Wednesday, June 14, 2017

"Chesapeake Bay’s Misguided War on the Ray"

HM:
The state of Maryland has imposed a moratorium on a blood sport that had been taking place across its slice of the Chesapeake Bay for nearly a decade. Each year, contestants congregated with boats and bows and arrows. Their goal: to hunt and kill as many cownose rays as possible.

Thousands of dollars in cash prizes were dished out for killing the most and biggest rays.

...

A decade ago, the journal Science published a paper by renowned biologist and conservationist Ransom Myers.
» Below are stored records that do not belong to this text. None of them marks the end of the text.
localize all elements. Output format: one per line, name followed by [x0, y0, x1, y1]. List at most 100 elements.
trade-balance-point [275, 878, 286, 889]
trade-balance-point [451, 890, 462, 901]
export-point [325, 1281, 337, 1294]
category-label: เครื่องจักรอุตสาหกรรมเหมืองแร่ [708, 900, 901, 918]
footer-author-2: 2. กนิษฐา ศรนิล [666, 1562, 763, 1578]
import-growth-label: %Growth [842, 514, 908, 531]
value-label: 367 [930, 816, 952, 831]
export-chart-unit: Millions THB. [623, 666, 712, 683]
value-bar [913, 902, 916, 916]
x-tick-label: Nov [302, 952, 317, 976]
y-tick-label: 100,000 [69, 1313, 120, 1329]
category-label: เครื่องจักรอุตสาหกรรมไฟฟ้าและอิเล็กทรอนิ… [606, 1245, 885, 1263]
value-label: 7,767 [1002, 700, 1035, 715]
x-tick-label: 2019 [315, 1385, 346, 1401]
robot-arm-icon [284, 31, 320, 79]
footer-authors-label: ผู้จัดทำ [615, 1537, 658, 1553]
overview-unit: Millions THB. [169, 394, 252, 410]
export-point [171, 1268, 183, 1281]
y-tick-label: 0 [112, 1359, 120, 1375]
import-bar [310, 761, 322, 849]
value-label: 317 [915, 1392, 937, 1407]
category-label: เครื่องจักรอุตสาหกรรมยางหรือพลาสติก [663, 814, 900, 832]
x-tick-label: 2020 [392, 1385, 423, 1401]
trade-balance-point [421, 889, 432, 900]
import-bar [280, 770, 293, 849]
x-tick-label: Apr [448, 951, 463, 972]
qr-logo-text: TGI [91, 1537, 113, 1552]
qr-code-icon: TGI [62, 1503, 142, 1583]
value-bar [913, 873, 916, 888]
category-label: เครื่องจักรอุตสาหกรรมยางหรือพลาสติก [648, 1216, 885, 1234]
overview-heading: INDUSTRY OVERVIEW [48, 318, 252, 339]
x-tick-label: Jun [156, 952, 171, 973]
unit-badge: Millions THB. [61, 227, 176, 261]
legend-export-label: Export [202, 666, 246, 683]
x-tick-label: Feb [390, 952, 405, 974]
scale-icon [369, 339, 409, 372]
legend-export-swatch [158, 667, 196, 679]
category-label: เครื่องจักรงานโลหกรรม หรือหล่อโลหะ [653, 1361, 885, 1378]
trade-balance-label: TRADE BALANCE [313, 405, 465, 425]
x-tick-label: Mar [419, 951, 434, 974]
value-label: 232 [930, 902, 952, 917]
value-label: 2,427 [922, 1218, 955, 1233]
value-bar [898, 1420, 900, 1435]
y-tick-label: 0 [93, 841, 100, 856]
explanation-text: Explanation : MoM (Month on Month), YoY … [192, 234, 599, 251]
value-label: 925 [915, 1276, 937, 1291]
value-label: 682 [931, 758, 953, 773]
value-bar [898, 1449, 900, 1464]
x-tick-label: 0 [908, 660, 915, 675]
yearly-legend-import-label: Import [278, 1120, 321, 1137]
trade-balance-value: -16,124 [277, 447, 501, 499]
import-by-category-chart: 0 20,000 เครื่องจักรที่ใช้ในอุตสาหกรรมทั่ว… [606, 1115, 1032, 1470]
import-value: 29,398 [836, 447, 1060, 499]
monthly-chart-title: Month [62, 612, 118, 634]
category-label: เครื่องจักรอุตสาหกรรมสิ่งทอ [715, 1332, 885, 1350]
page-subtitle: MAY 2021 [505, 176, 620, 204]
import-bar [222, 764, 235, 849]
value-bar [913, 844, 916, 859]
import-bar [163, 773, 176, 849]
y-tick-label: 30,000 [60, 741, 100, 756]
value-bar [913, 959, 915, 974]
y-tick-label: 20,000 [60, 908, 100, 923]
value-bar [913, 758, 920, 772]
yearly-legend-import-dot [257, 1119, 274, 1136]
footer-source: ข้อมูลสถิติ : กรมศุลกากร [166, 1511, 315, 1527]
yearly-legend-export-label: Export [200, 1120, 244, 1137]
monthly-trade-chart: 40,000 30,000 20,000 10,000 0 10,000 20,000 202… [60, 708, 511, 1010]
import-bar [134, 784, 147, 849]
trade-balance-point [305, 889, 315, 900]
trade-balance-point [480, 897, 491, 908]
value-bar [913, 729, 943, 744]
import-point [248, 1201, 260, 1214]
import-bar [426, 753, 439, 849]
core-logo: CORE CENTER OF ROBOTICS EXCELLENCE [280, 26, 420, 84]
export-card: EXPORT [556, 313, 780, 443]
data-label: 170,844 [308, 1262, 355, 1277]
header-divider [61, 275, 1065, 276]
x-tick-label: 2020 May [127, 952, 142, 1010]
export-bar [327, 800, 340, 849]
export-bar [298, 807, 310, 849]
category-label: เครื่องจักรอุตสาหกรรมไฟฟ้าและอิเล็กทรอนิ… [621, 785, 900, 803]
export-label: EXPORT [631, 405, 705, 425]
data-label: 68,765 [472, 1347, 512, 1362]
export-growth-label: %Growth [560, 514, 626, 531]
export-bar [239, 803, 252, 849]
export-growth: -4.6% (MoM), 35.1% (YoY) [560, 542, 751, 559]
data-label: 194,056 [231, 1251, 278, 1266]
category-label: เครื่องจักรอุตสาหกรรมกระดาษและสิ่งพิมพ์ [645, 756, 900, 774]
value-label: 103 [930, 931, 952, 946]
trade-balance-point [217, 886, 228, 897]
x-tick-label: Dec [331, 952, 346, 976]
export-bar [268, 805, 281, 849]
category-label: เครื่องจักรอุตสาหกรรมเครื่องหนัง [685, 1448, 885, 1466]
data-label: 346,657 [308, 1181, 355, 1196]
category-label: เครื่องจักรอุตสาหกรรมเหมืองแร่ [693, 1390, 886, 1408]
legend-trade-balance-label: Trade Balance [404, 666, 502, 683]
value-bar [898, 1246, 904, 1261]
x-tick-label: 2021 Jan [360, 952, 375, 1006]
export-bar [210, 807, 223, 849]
The widely cited paper was published just days after Myers’s death, and painted a dim picture of a collapsing trophic cascade in the northwestern Atlantic.

...

Up the coast in Virginia and Maryland, this report was exactly what people wanted to hear. For oystermen on the Chesapeake Bay, it was direct and to the point: the abysmal harvests they were seeing were not their fault. Conservationists read Myers’s paper as a testament to the importance of sharks.

The paper emboldened efforts to protect sharks. It also, inadvertently, vilified the ray. Any nuance in Myers’s paper was lost.

Suddenly, everyone on the Chesapeake thought they knew what needed to be done: save the sharks, kill the rays, save the bay.